My top priority would be to have a long talk w/DH and figure out a plan for SS's life. He has to either go to work or go to school and get a part-time job. He has a family to feed and daddy has enabled him to depend on other people to take care of him. Your DH needs to ask SS what his plans are and how he plans to execute them. This sitting around doing nothing . . while you feed his family. .is unacceptable. If SS doesn't have any plans, it's time to create one with a time line. If not, he'll end up with you for a long time. Don't allow this open ended living arrangement.

Regarding his brother, there's no reason he should be getting a free ride, saving his money, while the two of you provide room and board. This should have been discussed prior to him moving in, but since it wasn't it needs to be addressed. Agree upon an amount that he can afford and at least that will take some of the financial burden off you. His brother has a plan so it's just a matter of time before he moves out.

Once you implement this strategy regarding both of them, you'll feel like you have some control in your household and coming home won't be so stressful. We get angry when we feel people are taking advantage of us, but people will only do that if we allow it.

Finally, it's difficult to live w/adult children under the best circumstances. My SD (who I don't get along with) has an advanced degree.
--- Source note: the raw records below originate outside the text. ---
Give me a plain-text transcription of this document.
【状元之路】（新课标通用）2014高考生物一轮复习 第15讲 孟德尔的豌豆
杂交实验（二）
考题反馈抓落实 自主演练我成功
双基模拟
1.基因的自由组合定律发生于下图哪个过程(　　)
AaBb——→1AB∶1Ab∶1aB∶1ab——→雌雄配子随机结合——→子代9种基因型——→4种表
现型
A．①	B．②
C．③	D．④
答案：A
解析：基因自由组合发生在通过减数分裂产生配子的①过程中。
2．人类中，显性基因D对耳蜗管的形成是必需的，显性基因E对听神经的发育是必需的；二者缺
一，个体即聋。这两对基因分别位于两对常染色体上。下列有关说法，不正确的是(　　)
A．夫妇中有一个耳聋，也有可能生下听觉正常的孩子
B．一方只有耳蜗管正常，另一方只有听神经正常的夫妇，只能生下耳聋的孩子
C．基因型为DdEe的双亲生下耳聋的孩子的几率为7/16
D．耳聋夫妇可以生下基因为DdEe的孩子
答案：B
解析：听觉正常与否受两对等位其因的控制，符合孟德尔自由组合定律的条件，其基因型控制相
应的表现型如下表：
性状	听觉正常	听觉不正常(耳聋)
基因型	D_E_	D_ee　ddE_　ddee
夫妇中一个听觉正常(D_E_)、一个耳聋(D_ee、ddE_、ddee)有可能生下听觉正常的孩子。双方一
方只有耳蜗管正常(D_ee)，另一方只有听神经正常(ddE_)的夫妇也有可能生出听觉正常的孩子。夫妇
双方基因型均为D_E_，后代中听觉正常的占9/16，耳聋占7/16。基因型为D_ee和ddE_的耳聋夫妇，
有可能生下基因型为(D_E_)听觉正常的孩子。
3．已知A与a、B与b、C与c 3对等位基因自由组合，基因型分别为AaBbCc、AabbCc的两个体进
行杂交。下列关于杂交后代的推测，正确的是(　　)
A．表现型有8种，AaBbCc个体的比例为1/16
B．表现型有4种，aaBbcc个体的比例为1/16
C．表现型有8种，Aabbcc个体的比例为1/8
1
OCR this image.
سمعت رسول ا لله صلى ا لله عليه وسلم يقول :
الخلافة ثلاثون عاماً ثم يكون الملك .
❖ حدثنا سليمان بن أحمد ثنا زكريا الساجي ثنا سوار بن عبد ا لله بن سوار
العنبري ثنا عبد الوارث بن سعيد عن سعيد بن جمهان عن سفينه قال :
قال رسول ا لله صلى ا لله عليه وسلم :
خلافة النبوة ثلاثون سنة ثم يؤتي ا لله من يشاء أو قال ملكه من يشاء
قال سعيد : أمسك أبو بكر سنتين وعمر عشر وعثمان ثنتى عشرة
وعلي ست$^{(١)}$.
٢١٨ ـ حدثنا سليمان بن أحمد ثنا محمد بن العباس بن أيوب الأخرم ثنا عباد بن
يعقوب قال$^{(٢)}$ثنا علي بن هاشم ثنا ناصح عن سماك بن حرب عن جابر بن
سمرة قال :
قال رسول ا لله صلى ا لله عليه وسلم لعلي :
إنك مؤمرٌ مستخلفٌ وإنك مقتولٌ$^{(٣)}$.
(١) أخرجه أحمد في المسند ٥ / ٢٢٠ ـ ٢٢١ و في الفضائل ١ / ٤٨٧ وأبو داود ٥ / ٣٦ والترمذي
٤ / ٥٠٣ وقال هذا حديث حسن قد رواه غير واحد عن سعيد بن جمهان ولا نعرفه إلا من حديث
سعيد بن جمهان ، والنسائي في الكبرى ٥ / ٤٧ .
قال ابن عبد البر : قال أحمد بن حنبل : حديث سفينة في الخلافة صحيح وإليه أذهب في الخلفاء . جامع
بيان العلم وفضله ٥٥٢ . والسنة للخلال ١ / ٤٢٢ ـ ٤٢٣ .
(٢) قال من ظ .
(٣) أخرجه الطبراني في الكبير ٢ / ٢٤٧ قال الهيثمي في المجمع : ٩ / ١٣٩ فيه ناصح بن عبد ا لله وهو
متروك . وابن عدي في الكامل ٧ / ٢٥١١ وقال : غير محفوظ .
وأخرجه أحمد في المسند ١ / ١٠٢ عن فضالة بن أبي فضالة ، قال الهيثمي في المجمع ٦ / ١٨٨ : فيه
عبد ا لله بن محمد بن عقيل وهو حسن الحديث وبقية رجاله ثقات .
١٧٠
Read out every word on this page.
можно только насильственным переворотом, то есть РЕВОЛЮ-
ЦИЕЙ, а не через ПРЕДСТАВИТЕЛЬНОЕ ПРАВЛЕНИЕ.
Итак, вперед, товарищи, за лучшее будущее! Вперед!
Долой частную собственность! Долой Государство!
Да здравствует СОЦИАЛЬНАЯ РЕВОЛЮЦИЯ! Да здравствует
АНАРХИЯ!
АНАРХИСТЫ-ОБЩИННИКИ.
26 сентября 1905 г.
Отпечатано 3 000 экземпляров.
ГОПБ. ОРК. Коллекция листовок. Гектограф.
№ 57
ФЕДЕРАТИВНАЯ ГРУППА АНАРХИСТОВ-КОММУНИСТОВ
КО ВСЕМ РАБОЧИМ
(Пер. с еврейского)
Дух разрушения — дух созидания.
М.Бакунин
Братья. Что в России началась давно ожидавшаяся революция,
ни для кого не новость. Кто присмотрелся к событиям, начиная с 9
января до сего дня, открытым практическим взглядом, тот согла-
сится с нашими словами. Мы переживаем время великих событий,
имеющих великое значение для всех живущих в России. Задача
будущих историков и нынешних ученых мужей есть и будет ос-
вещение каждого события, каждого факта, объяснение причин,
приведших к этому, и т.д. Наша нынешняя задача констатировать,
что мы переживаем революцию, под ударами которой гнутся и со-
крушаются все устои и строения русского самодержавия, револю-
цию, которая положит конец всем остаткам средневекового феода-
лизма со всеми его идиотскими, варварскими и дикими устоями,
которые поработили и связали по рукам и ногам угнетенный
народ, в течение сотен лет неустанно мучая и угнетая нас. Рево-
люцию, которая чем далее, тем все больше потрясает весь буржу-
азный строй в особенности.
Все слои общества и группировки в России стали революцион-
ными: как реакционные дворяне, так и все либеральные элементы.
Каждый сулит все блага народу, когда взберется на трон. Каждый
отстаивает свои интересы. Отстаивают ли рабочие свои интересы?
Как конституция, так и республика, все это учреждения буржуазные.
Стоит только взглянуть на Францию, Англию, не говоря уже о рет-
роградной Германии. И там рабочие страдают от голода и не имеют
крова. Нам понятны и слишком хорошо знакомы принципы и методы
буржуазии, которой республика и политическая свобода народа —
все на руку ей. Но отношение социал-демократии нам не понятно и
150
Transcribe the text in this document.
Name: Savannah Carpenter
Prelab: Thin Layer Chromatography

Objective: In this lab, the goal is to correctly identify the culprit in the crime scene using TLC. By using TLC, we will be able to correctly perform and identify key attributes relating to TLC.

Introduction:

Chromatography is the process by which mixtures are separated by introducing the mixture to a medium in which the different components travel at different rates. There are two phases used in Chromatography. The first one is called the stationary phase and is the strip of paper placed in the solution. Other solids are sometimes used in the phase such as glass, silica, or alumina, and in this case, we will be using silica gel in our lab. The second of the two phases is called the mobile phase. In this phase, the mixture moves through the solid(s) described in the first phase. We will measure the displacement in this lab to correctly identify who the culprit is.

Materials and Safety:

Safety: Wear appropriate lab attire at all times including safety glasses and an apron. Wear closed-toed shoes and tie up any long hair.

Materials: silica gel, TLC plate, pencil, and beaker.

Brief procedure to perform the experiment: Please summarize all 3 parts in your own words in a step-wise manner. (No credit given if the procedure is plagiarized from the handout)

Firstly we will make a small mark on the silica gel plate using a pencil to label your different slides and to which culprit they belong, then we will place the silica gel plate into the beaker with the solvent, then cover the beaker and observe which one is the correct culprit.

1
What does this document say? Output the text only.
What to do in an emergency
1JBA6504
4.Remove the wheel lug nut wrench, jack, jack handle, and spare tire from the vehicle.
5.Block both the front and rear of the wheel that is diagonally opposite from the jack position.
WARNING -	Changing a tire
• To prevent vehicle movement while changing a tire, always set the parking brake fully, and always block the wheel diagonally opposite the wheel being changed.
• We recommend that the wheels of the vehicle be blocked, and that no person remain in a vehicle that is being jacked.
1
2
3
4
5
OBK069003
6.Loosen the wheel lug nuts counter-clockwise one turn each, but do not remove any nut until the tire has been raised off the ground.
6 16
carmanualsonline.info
I had to make DH charge her reasonable rent, and if she weren't getting married next year, she might be here forever because DH has enabled her and didn't want to give her a move out date (didn't want to hurt her feelings). For the record. . she'll be 28 in a few months. Put your foot down now, so SS doesn't get too comfortable and isn't living w/you at damn near 30!

Hang in there and good luck.

frustratedstepdad's picture

I completely understand where you are coming from. My wife and I have only been married 3 1/2 years and we can't ever have the house to ourselves because of my SD's and thier kid and/or boyfriend is always moving back in. You are really in a tough spot.